EADS – Des têtes et des délits
publié le jeudi 4 octobre 2007
Les conclusions de l’enquête de l’Autorité des marchés financiers sur la chute du cours d’EADS l’année dernière ont été révélées hier par le parquet de Paris. Elles sont accablantes pour les dirigeants et actionnaires du groupe d’aéronautique, accusés de délit d’initiés
1.200 initiés ont vendu plus de 10 millions de titres EADS entre mai 2005 et juin 2006, empochant par la même occasion une plus-value d’environ 90 millions d’euros. C’est l’estimation qui ressort du rapport de l’Autorité des marchés financiers (AMF), au terme de l’enquête sur la chute du cours du groupe d’aéronautique et de défense l’année dernière. Le gendarme de la bourse accuse les dirigeants d’avoir vendu les titres avant la chute du titre EADS, en ayant connaissance de la situation de crise de l’entreprise.
L’AMF s’est concentrée sur les hauts dirigeants d’EADS et d’Airbus, ainsi que sur les principaux actionnaires, soit 21 personnes parmi lesquelles Noël Forgeard, alors directeur général, Arnaud Lagardère et Manfred Bischoff, respectivement présidents de Lagardère et de DaimlerChrysler, premiers actionnaires d’EADS. Des responsables de diverses branches et membres du comité exécutif sont aussi impliqués. François Augue, directeur d’EADS Space, aurait par exemple vendu 10.000 titres pour une plus-value de 114.000 euros. Fabrice Brégier, l’actuel directeur général délégué d’Airbus, est également sur la liste.
Motus et bouche cousue
D’après le rapport, au terme d’un conseil d’administration en juin 2005, Hans Peter Ring, le directeur financier d’EADS annonce que les frais de recherche et de développement à entreprendre par rapport aux difficultés rencontrées par Airbus dans la fabrication de l’A380 et de l’A350 vont faire perdre 4 à 5 euros au titre s’ils sont révélés au grand public. Airbus a réussi à gonfler ses exercices 2005 et 2006 de 100 puis 200 millions d’euros, et d’autant le résultat de 2007, en répartissant les surcoûts liés à l’A380 sur les 3 exercices.
Mais en 2006, rien ne va plus. Les retards de livraison du gros porteur se multiplient, une chaîne de montage est arrêtée, et c’est tout le programme de production qui doit être repris. Cette succession de problèmes n’est révélée au grand jour que le 13 juin. Le cours du titre chute immédiatement de 26% à la bourse… Les dirigeants et actionnaires initiés ont déjà eu tout le loisir de vendre leurs titres.
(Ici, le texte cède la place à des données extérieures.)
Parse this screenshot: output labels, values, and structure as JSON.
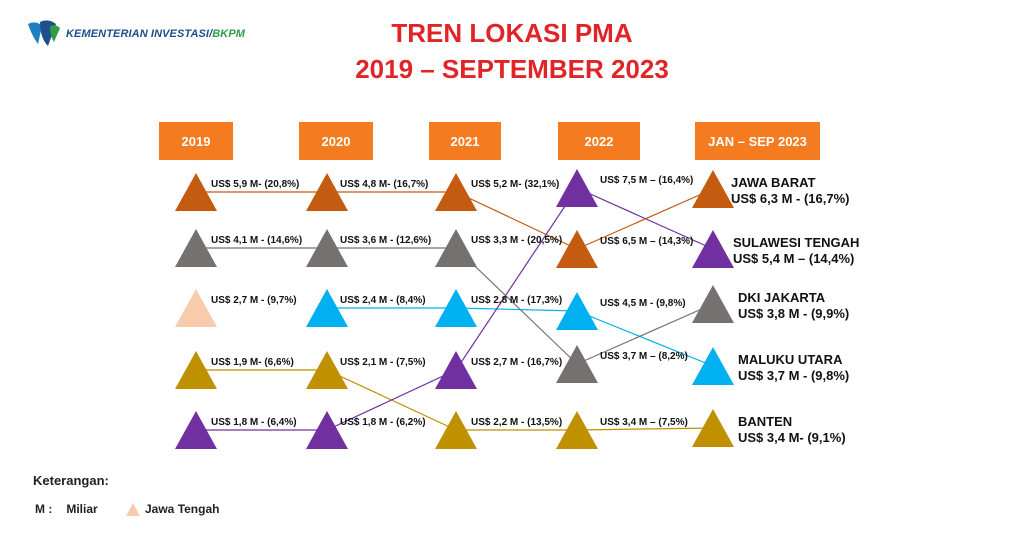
{
  "header": {
    "logo_text": "KEMENTERIAN INVESTASI/",
    "logo_accent": "BKPM",
    "title_line1": "TREN LOKASI PMA",
    "title_line2": "2019 – SEPTEMBER 2023"
  },
  "columns": [
    "2019",
    "2020",
    "2021",
    "2022",
    "JAN – SEP 2023"
  ],
  "colors": {
    "jawa_barat": "#c55a11",
    "banten": "#bf9000",
    "dki_jakarta": "#767171",
    "sulawesi_tengah": "#7030a0",
    "maluku_utara": "#00b0f0",
    "jawa_tengah": "#f8cbad",
    "year_box": "#f47b20",
    "title": "#e02427"
  },
  "ranks": {
    "2019": [
      {
        "province": "jawa_barat",
        "label": "US$ 5,9 M- (20,8%)"
      },
      {
        "province": "dki_jakarta",
        "label": "US$ 4,1 M - (14,6%)"
      },
      {
        "province": "jawa_tengah",
        "label": "US$ 2,7 M - (9,7%)"
      },
      {
        "province": "banten",
        "label": "US$ 1,9 M- (6,6%)"
      },
      {
        "province": "sulawesi_tengah",
        "label": "US$ 1,8 M - (6,4%)"
      }
    ],
    "2020": [
      {
        "province": "jawa_barat",
        "label": "US$ 4,8 M- (16,7%)"
      },
      {
        "province": "dki_jakarta",
        "label": "US$ 3,6 M - (12,6%)"
      },
      {
        "province": "maluku_utara",
        "label": "US$ 2,4 M - (8,4%)"
      },
      {
        "province": "banten",
        "label": "US$ 2,1 M - (7,5%)"
      },
      {
        "province": "sulawesi_tengah",
        "label": "US$ 1,8 M - (6,2%)"
      }
    ],
    "2021": [
      {
        "province": "jawa_barat",
        "label": "US$ 5,2 M- (32,1%)"
      },
      {
        "province": "dki_jakarta",
        "label": "US$ 3,3 M - (20,5%)"
      },
      {
        "province": "maluku_utara",
        "label": "US$ 2,8 M - (17,3%)"
      },
      {
        "province": "sulawesi_tengah",
        "label": "US$ 2,7 M - (16,7%)"
      },
      {
        "province": "banten",
        "label": "US$ 2,2 M - (13,5%)"
      }
    ],
    "2022": [
      {
        "province": "sulawesi_tengah",
        "label": "US$ 7,5 M – (16,4%)"
      },
      {
        "province": "jawa_barat",
        "label": "US$ 6,5 M – (14,3%)"
      },
      {
        "province": "maluku_utara",
        "label": "US$ 4,5 M - (9,8%)"
      },
      {
        "province": "dki_jakarta",
        "label": "US$ 3,7 M – (8,2%)"
      },
      {
        "province": "banten",
        "label": "US$ 3,4 M – (7,5%)"
      }
    ],
    "2023": [
      {
        "province": "jawa_barat",
        "name": "JAWA BARAT",
        "label": "US$ 6,3 M - (16,7%)"
      },
      {
        "province": "sulawesi_tengah",
        "name": "SULAWESI TENGAH",
        "label": "US$ 5,4 M – (14,4%)"
      },
      {
        "province": "dki_jakarta",
        "name": "DKI JAKARTA",
        "label": "US$ 3,8 M - (9,9%)"
      },
      {
        "province": "maluku_utara",
        "name": "MALUKU UTARA",
        "label": "US$ 3,7 M - (9,8%)"
      },
      {
        "province": "banten",
        "name": "BANTEN",
        "label": "US$ 3,4 M- (9,1%)"
      }
    ]
  },
  "legend": {
    "title": "Keterangan:",
    "m_key": "M :",
    "m_value": "Miliar",
    "jt_label": "Jawa Tengah"
  }
}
L’Etat ne semble pas tout blanc non plus. Actionnaire à 15%, il a été mis au courant de la catastrophe boursière annoncée en décembre 2005 lorsque EADS a présenté son business plan à Thierry Breton, ministre des Finances à l’époque.
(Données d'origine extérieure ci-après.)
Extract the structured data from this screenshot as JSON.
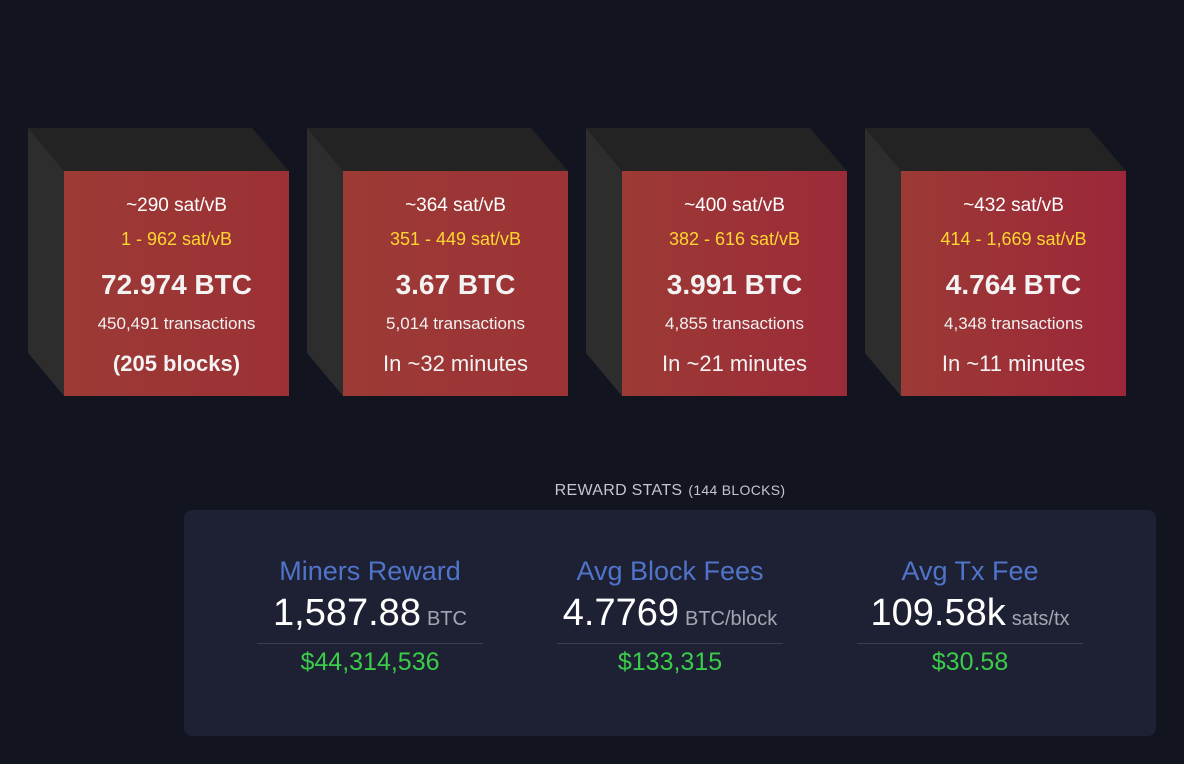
{
  "colors": {
    "background": "#121420",
    "block_front_start": "#9c3a35",
    "block_front_end": "#9c2739",
    "fee_range": "#ffd631",
    "stat_label": "#4f74c9",
    "fiat": "#3bcc49",
    "card": "#1e2134"
  },
  "blocks": [
    {
      "median_fee": "~290 sat/vB",
      "fee_range": "1 - 962 sat/vB",
      "size": "72.974 BTC",
      "transactions": "450,491 transactions",
      "eta": "(205 blocks)"
    },
    {
      "median_fee": "~364 sat/vB",
      "fee_range": "351 - 449 sat/vB",
      "size": "3.67 BTC",
      "transactions": "5,014 transactions",
      "eta": "In ~32 minutes"
    },
    {
      "median_fee": "~400 sat/vB",
      "fee_range": "382 - 616 sat/vB",
      "size": "3.991 BTC",
      "transactions": "4,855 transactions",
      "eta": "In ~21 minutes"
    },
    {
      "median_fee": "~432 sat/vB",
      "fee_range": "414 - 1,669 sat/vB",
      "size": "4.764 BTC",
      "transactions": "4,348 transactions",
      "eta": "In ~11 minutes"
    }
  ],
  "reward_stats": {
    "title": "REWARD STATS",
    "subtitle": "(144 BLOCKS)",
    "items": [
      {
        "label": "Miners Reward",
        "value": "1,587.88",
        "unit": "BTC",
        "fiat": "$44,314,536"
      },
      {
        "label": "Avg Block Fees",
        "value": "4.7769",
        "unit": "BTC/block",
        "fiat": "$133,315"
      },
      {
        "label": "Avg Tx Fee",
        "value": "109.58k",
        "unit": "sats/tx",
        "fiat": "$30.58"
      }
    ]
  }
}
Le management du groupe aurait conseillé à ce dernier, par le biais d’une note, de vendre une partie de ses actions. Christine Lagarde, sa remplaçante, a souligné hier que l’Etat n’avait pas suivi ces recommandations "en raison du caractère stratégique de l’entreprise"… Mais le grand public aurait peut-être apprécié être tenu au courant de la situation. Nicolas MANGIN.